Он не понял, о чем она говорит. Стал озираться.

– У вас в руке, – сказала она.

Он показал ей.

– Песок, – сказала она, глядя в открытый им пакет. – Вы собираете песок, как маленький мальчик. – Она взяла у него мешок с песком и поставила его на землю возле одной из припаркованных машин. – И это все, что вы здесь заработали? В вашем–то возрасте, в тридцать с чем–то лет? Неудивительно, что вам не до шуток. А я вот собираюсь на вечеринку. Собираюсь сесть в машину и уехать, оставив вас. И даже отбираю у вас мешок с песком. Я просто дурная женщина, раз так поступаю. Да, в самом деле дурная; так и вижу саму себя, как я здесь посмеиваюсь и красуюсь. Нагло и низко.

– Да все нормально, – сказал он. – Я никуда не собирался.
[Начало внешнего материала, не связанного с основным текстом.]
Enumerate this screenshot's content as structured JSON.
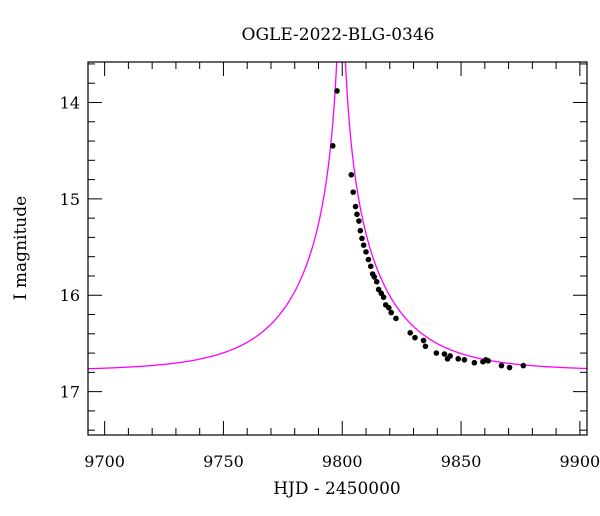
{
  "chart_data": {
    "type": "scatter",
    "title": "OGLE-2022-BLG-0346",
    "xlabel": "HJD - 2450000",
    "ylabel": "I magnitude",
    "xlim": [
      9693,
      9903
    ],
    "ylim": [
      17.45,
      13.58
    ],
    "y_inverted": true,
    "x_ticks": [
      9700,
      9750,
      9800,
      9850,
      9900
    ],
    "y_ticks": [
      14,
      15,
      16,
      17
    ],
    "x_minor_step": 10,
    "y_minor_step": 0.2,
    "grid": false,
    "colors": {
      "model": "#ff00ff",
      "points": "#000000"
    },
    "series": [
      {
        "kind": "points",
        "x": [
          9796.0,
          9797.8,
          9803.8,
          9804.6,
          9805.6,
          9806.2,
          9807.0,
          9807.6,
          9808.3,
          9809.0,
          9810.0,
          9811.0,
          9812.0,
          9812.8,
          9813.5,
          9814.5,
          9815.3,
          9816.4,
          9817.4,
          9818.3,
          9819.6,
          9820.6,
          9822.6,
          9828.6,
          9830.6,
          9834.2,
          9835.0,
          9839.6,
          9843.0,
          9844.3,
          9845.4,
          9848.8,
          9851.4,
          9855.6,
          9859.2,
          9860.4,
          9861.4,
          9867.0,
          9870.4,
          9876.2
        ],
        "y": [
          14.45,
          13.88,
          14.75,
          14.93,
          15.08,
          15.16,
          15.23,
          15.33,
          15.41,
          15.48,
          15.55,
          15.63,
          15.7,
          15.78,
          15.81,
          15.86,
          15.94,
          15.98,
          16.02,
          16.1,
          16.13,
          16.18,
          16.24,
          16.39,
          16.44,
          16.47,
          16.53,
          16.6,
          16.61,
          16.66,
          16.63,
          16.66,
          16.67,
          16.7,
          16.69,
          16.67,
          16.68,
          16.73,
          16.75,
          16.73
        ]
      },
      {
        "kind": "model",
        "model": {
          "t0": 9799.5,
          "tE": 38.0,
          "u0": 0.02,
          "baseline": 16.785
        }
      }
    ]
  }
}
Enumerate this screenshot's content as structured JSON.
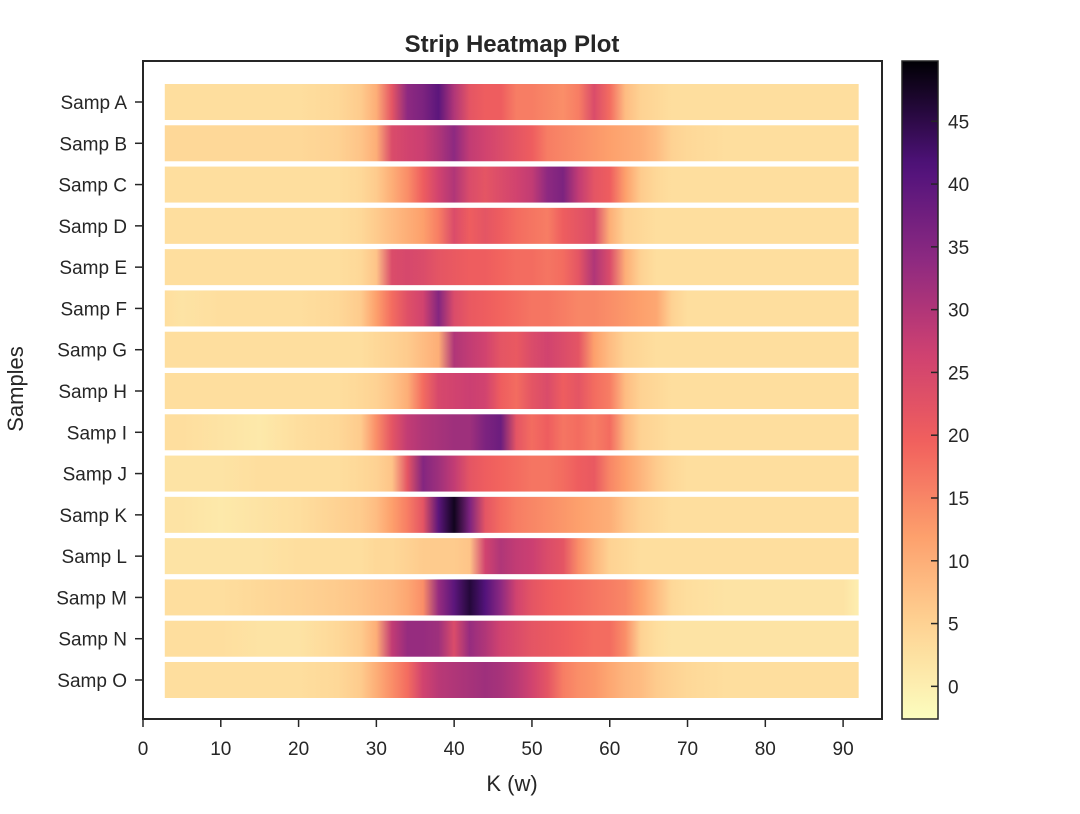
{
  "chart_data": {
    "type": "heatmap",
    "title": "Strip Heatmap Plot",
    "xlabel": "K (w)",
    "ylabel": "Samples",
    "xlim": [
      0,
      95
    ],
    "x_range": [
      2.8,
      92.0
    ],
    "xticks": [
      0,
      10,
      20,
      30,
      40,
      50,
      60,
      70,
      80,
      90
    ],
    "colorbar": {
      "colormap": "magma_r",
      "range": [
        -2.6,
        49.8
      ],
      "ticks": [
        0,
        5,
        10,
        15,
        20,
        25,
        30,
        35,
        40,
        45
      ]
    },
    "x_knots": [
      2.8,
      5,
      10,
      15,
      20,
      25,
      28,
      30,
      32,
      34,
      36,
      38,
      40,
      42,
      44,
      46,
      48,
      50,
      52,
      54,
      56,
      58,
      60,
      62,
      64,
      66,
      68,
      70,
      75,
      80,
      85,
      90,
      92
    ],
    "samples": [
      {
        "label": "Samp O",
        "values": [
          3,
          3,
          3,
          3,
          3,
          4,
          6,
          10,
          14,
          18,
          26,
          29,
          30,
          31,
          32,
          31,
          29,
          26,
          22,
          16,
          14,
          13,
          11,
          9,
          8,
          6,
          5,
          4,
          3,
          3,
          3,
          3,
          3
        ]
      },
      {
        "label": "Samp N",
        "values": [
          3,
          3,
          3,
          2,
          2,
          4,
          6,
          10,
          28,
          33,
          33,
          32,
          24,
          33,
          30,
          26,
          24,
          22,
          21,
          20,
          19,
          18,
          18,
          14,
          5,
          3,
          2,
          2,
          2,
          2,
          2,
          2,
          2
        ]
      },
      {
        "label": "Samp M",
        "values": [
          3,
          3,
          3,
          4,
          5,
          6,
          7,
          8,
          9,
          11,
          14,
          33,
          40,
          46,
          41,
          34,
          26,
          22,
          20,
          19,
          18,
          17,
          16,
          15,
          12,
          8,
          4,
          3,
          2,
          2,
          2,
          2,
          0
        ]
      },
      {
        "label": "Samp L",
        "values": [
          2,
          2,
          2,
          2,
          3,
          3,
          3,
          4,
          4,
          5,
          6,
          6,
          6,
          7,
          26,
          30,
          28,
          27,
          24,
          22,
          14,
          9,
          5,
          4,
          3,
          3,
          3,
          3,
          3,
          3,
          3,
          3,
          3
        ]
      },
      {
        "label": "Samp K",
        "values": [
          2,
          2,
          1,
          2,
          3,
          5,
          6,
          8,
          12,
          16,
          22,
          40,
          48,
          36,
          22,
          18,
          16,
          15,
          14,
          13,
          12,
          11,
          10,
          7,
          5,
          4,
          3,
          3,
          3,
          3,
          3,
          3,
          3
        ]
      },
      {
        "label": "Samp J",
        "values": [
          2,
          2,
          2,
          3,
          3,
          3,
          4,
          5,
          7,
          22,
          35,
          32,
          28,
          22,
          20,
          19,
          18,
          17,
          17,
          18,
          20,
          21,
          15,
          12,
          9,
          6,
          4,
          3,
          3,
          3,
          3,
          3,
          3
        ]
      },
      {
        "label": "Samp I",
        "values": [
          3,
          3,
          2,
          1,
          3,
          4,
          6,
          14,
          22,
          28,
          30,
          31,
          32,
          32,
          36,
          38,
          22,
          18,
          20,
          17,
          18,
          16,
          18,
          9,
          5,
          4,
          3,
          3,
          3,
          3,
          3,
          3,
          3
        ]
      },
      {
        "label": "Samp H",
        "values": [
          3,
          3,
          3,
          3,
          3,
          3,
          4,
          5,
          7,
          10,
          18,
          25,
          26,
          27,
          26,
          20,
          18,
          22,
          24,
          20,
          22,
          18,
          16,
          8,
          5,
          4,
          3,
          3,
          3,
          3,
          3,
          3,
          3
        ]
      },
      {
        "label": "Samp G",
        "values": [
          3,
          3,
          3,
          3,
          3,
          3,
          3,
          4,
          5,
          6,
          8,
          10,
          30,
          28,
          26,
          22,
          21,
          24,
          26,
          24,
          22,
          12,
          8,
          5,
          4,
          3,
          3,
          3,
          3,
          3,
          3,
          3,
          3
        ]
      },
      {
        "label": "Samp F",
        "values": [
          3,
          2,
          3,
          3,
          3,
          4,
          6,
          12,
          18,
          23,
          26,
          35,
          24,
          21,
          20,
          19,
          18,
          17,
          17,
          16,
          15,
          15,
          14,
          13,
          12,
          11,
          5,
          3,
          3,
          3,
          3,
          3,
          3
        ]
      },
      {
        "label": "Samp E",
        "values": [
          3,
          3,
          3,
          3,
          3,
          3,
          4,
          7,
          24,
          25,
          24,
          22,
          21,
          20,
          20,
          19,
          18,
          18,
          17,
          18,
          22,
          30,
          24,
          10,
          5,
          3,
          3,
          3,
          3,
          3,
          3,
          3,
          3
        ]
      },
      {
        "label": "Samp D",
        "values": [
          3,
          3,
          3,
          3,
          3,
          3,
          4,
          6,
          8,
          10,
          12,
          16,
          24,
          20,
          22,
          20,
          18,
          17,
          16,
          20,
          22,
          24,
          10,
          5,
          4,
          3,
          3,
          3,
          3,
          3,
          3,
          3,
          3
        ]
      },
      {
        "label": "Samp C",
        "values": [
          3,
          3,
          3,
          3,
          3,
          3,
          4,
          6,
          10,
          14,
          20,
          26,
          30,
          24,
          22,
          24,
          26,
          28,
          34,
          36,
          28,
          22,
          20,
          12,
          6,
          4,
          3,
          3,
          3,
          3,
          3,
          3,
          3
        ]
      },
      {
        "label": "Samp B",
        "values": [
          4,
          4,
          4,
          4,
          4,
          5,
          7,
          10,
          24,
          26,
          27,
          30,
          34,
          28,
          26,
          24,
          22,
          20,
          16,
          15,
          14,
          13,
          12,
          11,
          10,
          8,
          5,
          4,
          3,
          3,
          3,
          3,
          3
        ]
      },
      {
        "label": "Samp A",
        "values": [
          3,
          3,
          3,
          3,
          3,
          4,
          6,
          10,
          22,
          34,
          36,
          40,
          30,
          22,
          20,
          20,
          16,
          16,
          15,
          14,
          16,
          24,
          18,
          8,
          5,
          4,
          3,
          3,
          3,
          3,
          3,
          3,
          3
        ]
      }
    ]
  }
}
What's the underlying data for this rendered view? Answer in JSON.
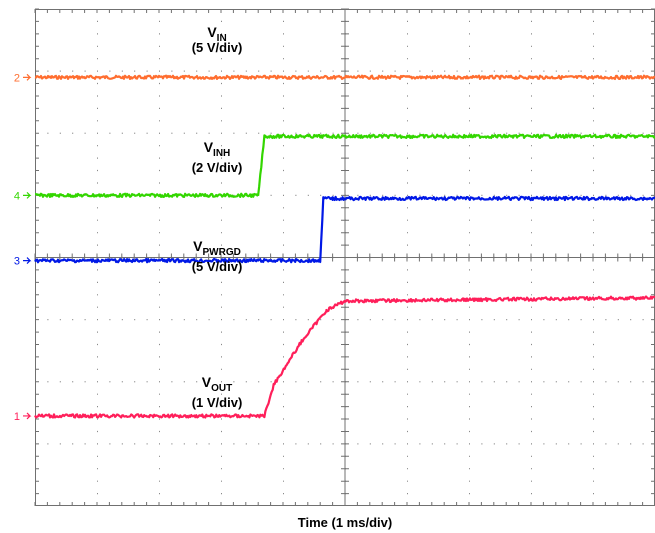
{
  "chart_data": {
    "type": "line",
    "xlabel": "Time (1 ms/div)",
    "x_divisions": 10,
    "y_divisions": 8,
    "xlim": [
      0,
      10
    ],
    "grid": true,
    "series": [
      {
        "id": "vin",
        "color": "#ff6e30",
        "marker": "2",
        "name_main": "V",
        "name_sub": "IN",
        "scale": "(5 V/div)",
        "points": [
          [
            0,
            6.9
          ],
          [
            10,
            6.9
          ]
        ]
      },
      {
        "id": "vinh",
        "color": "#33d600",
        "marker": "4",
        "name_main": "V",
        "name_sub": "INH",
        "scale": "(2 V/div)",
        "points": [
          [
            0,
            5.0
          ],
          [
            3.6,
            5.0
          ],
          [
            3.7,
            5.95
          ],
          [
            10,
            5.95
          ]
        ]
      },
      {
        "id": "vpwrgd",
        "color": "#0018e6",
        "marker": "3",
        "name_main": "V",
        "name_sub": "PWRGD",
        "scale": "(5 V/div)",
        "points": [
          [
            0,
            3.95
          ],
          [
            4.6,
            3.95
          ],
          [
            4.65,
            4.95
          ],
          [
            4.8,
            4.95
          ],
          [
            10,
            4.95
          ]
        ]
      },
      {
        "id": "vout",
        "color": "#ff1f5a",
        "marker": "1",
        "name_main": "V",
        "name_sub": "OUT",
        "scale": "(1 V/div)",
        "points": [
          [
            0,
            1.45
          ],
          [
            3.7,
            1.45
          ],
          [
            3.85,
            1.95
          ],
          [
            4.3,
            2.65
          ],
          [
            4.7,
            3.15
          ],
          [
            5.0,
            3.3
          ],
          [
            10,
            3.35
          ]
        ]
      }
    ]
  }
}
Не думайте об этом.

– Вы не завидуете мне из–за этой вечеринки, – сказала она. – Я это знаю, мистер Миллер. – Через мгновение она протянула руку и взяла его за запястье. – Думаю, я заберу вас с собой, – сказала она.

– Куда? – спросил он.

– Нет, не на ту вечеринку. Я заберу вас к себе домой. – Она потянула его, и он зашагал через тротуар к ее машине. Открыв дверцу, она усадила его на пассажирское сиденье, обошла машину и уселась за руль. – Поведу я, – сказала она, – потому что я знаю дорогу. – Она завела двигатель.

Он вытянул руки и обвил ее ими.

– Да, – сказала она. – Я сегодня и впрямь прекрасно выгляжу. По–моему, я и в пятнадцать лет не выглядела так, как сегодня. – Она притянула его себе, прижала к своему плечу и погладила. Затем включила зажигание и поехала, удерживая руль левой рукой. – Хорошо, что у меня здесь автоматическая коробка, – сказала она. – А то я давно бы на кого–нибудь наехала, переключая передачу.

Вскоре они ехали по улицам, которых он никогда прежде не видел. Среди улиц, которых он не знал.

– Я еще никогда ни на кого не наезжала, – сказала миссис Лейн.